Знал, что пойдет. Чтобы увидеть ее чужой и ненавистной, с пьяными глазами, с губами, раздавленными криками «горько». Пойдет, чтобы освободиться от нее. Мог ли он подумать, что даже через много лет, за тысячи километров, на промерзшем Острове он все еще не добьется свободы и будет счастлив этой своей кабалой.
— А вот и Коля, — сказала она тогда беззаботно. — Здравствуй, Коля! Что же ты опаздываешь? — Ирка была хмельная и немного развязная.
— Да так, задержался, — промямлил он.
— А это Гена, — она показала на затянутого в черный костюм, обливающегося потом, красного от жары, от выпитого, блаженно улыбающегося мужа.

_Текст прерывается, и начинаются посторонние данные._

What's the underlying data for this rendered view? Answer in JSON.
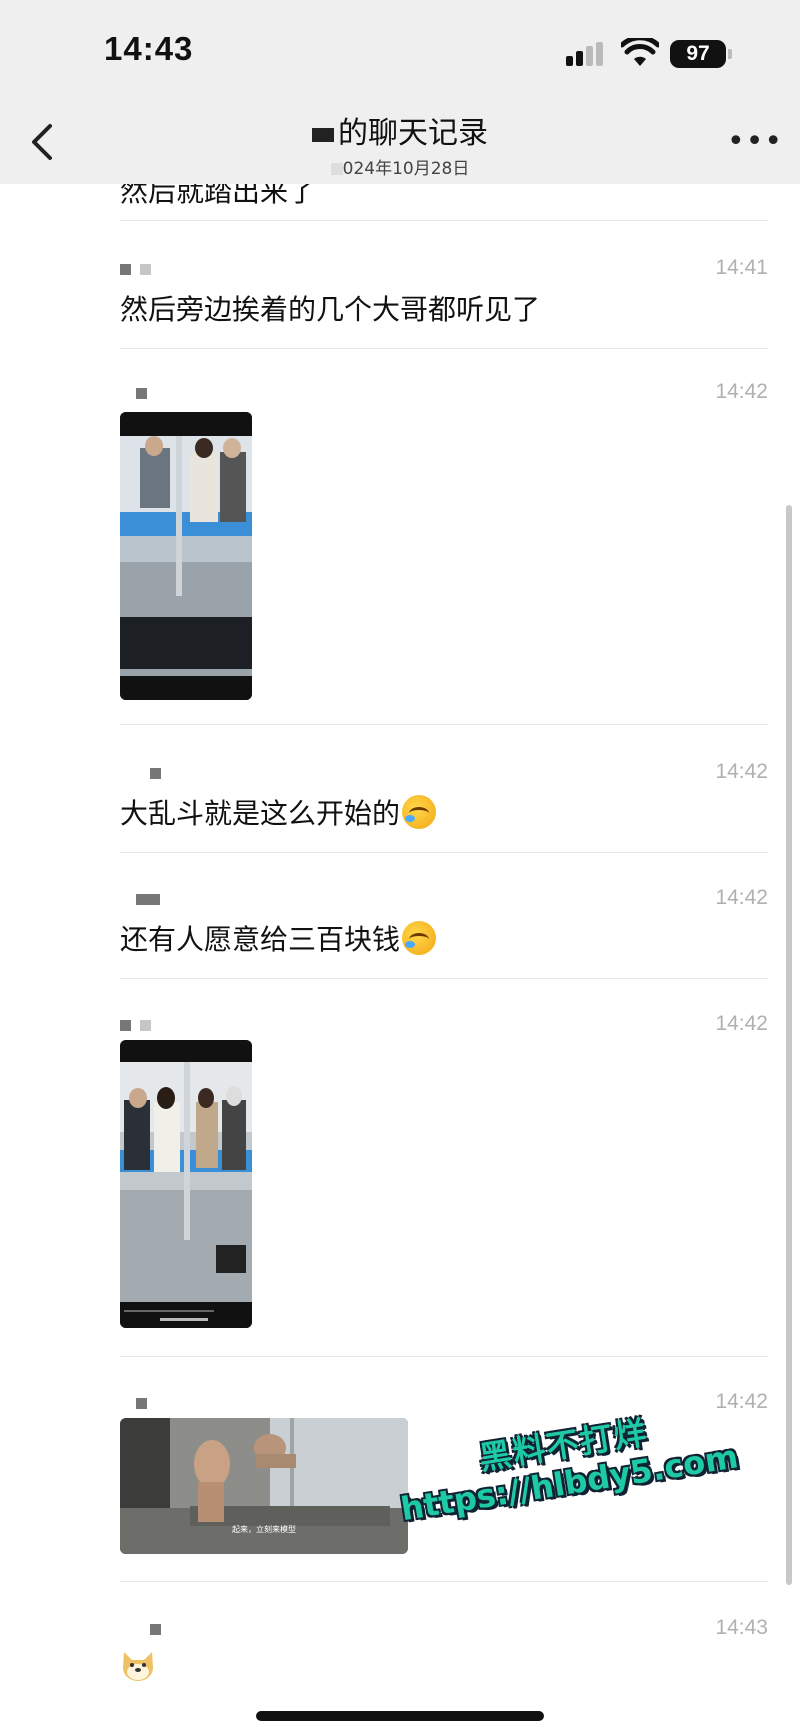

— А-а, — протянул тот, — ночной звонарь? Рад познакомиться. Пойдем выпьем за молодых... Только, слышь, не звони в эту ночь, ладно? Я тебя так прошу, так прошу, чтобы ты в эту ночь не звонил! Понимаешь, у меня просто не будет времени подойти к телефону. И у нее тоже не будет времени.
— Ничего, — Ирка улыбалась все так же пьяно и расслабленно. — Он позвонит послезавтра. Да, Коля?

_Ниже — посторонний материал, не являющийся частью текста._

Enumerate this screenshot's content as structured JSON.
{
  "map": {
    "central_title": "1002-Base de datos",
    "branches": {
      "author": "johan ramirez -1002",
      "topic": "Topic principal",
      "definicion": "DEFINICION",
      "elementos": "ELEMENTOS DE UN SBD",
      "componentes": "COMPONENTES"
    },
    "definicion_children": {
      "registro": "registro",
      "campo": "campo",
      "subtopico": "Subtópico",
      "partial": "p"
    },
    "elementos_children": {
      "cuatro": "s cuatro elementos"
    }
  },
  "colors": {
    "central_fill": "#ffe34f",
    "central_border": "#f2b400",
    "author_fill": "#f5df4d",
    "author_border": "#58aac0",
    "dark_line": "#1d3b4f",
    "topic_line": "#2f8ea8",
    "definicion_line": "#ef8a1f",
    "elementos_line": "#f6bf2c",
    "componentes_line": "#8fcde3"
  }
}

— Во? — воскликнул муж. — Я что тебе говорил! Все-таки муж и жена — одна сатана! Пойдем выпьем!
— Ты выпей, Коля, — посоветовала Ирка. — Выпей. Может, полегчает, — она засмеялась, но тут же осеклась, поняв, что сказала лишнее.
— Не надо, Ира. А то нам трудно будет разговаривать, когда ты придешь.
— Куда приду? — опасливо спросила она.
— Ко мне.
— Ты уверен, что я к тебе приду?
— И ты тоже.
— Ты, кажется, уже где-то выпил! — она обеспокоенно взглянула на мужа. — И вообще, о чем ты говоришь, Коля?
Он и сейчас помнил ее голос, видел возмущение, растерянность, и все это настолько четко, что иногда ему казалось возможным снова оказаться в том душном, пьяном дворе и закончить разговор, который Панюшкин никак не мог довести до конца и сегодня. Он не помнил — выпил ли тогда с ее мужем, что было потом, как он ушел, куда ушел, но до сих пор видел перед собой — растерянное Иркино лицо, слышал ее пьяный, чуть хрипловатый голос.
* * *
В одиннадцать часов утра тесный, жарко натопленный кабинет Панюшкина был переполнен. Собрались начальники участков, бригадиры, представители общественного питания, торговли, снабжения. Панюшкина в кабинете не было, но в воздухе висело нечто неосязаемое, неуловимое, но остро всеми ощущаемое — «Толыса снимают». Кто мог бросить этот слух, какими путями просочился он сюда, было непонятно. Никто из прибывших членов Комиссии, из руководства стройкой, тем более сам Панюшкин, этих слов не произносили.
Впрочем, чему удивляться — слухи живут по своим, еще не открытым законам, они с такой удивительной скоростью проникают в самые недоступные места, что невольно хочется думать о них, как о чем-то мистическом, таинственном. Кто откроет законы их рождения, размножения, распространения? Кто сумеет поставить их на службу человечеству? Кто найдет для них полезное применение, да и будет ли это когда-нибудь? Может быть, есть микробы слухов? Или же это волны, неведомые физикам? Известно лишь, что есть переносчики слухов, люди, которые без сплетен хиреют, ссыхаются и гибнут.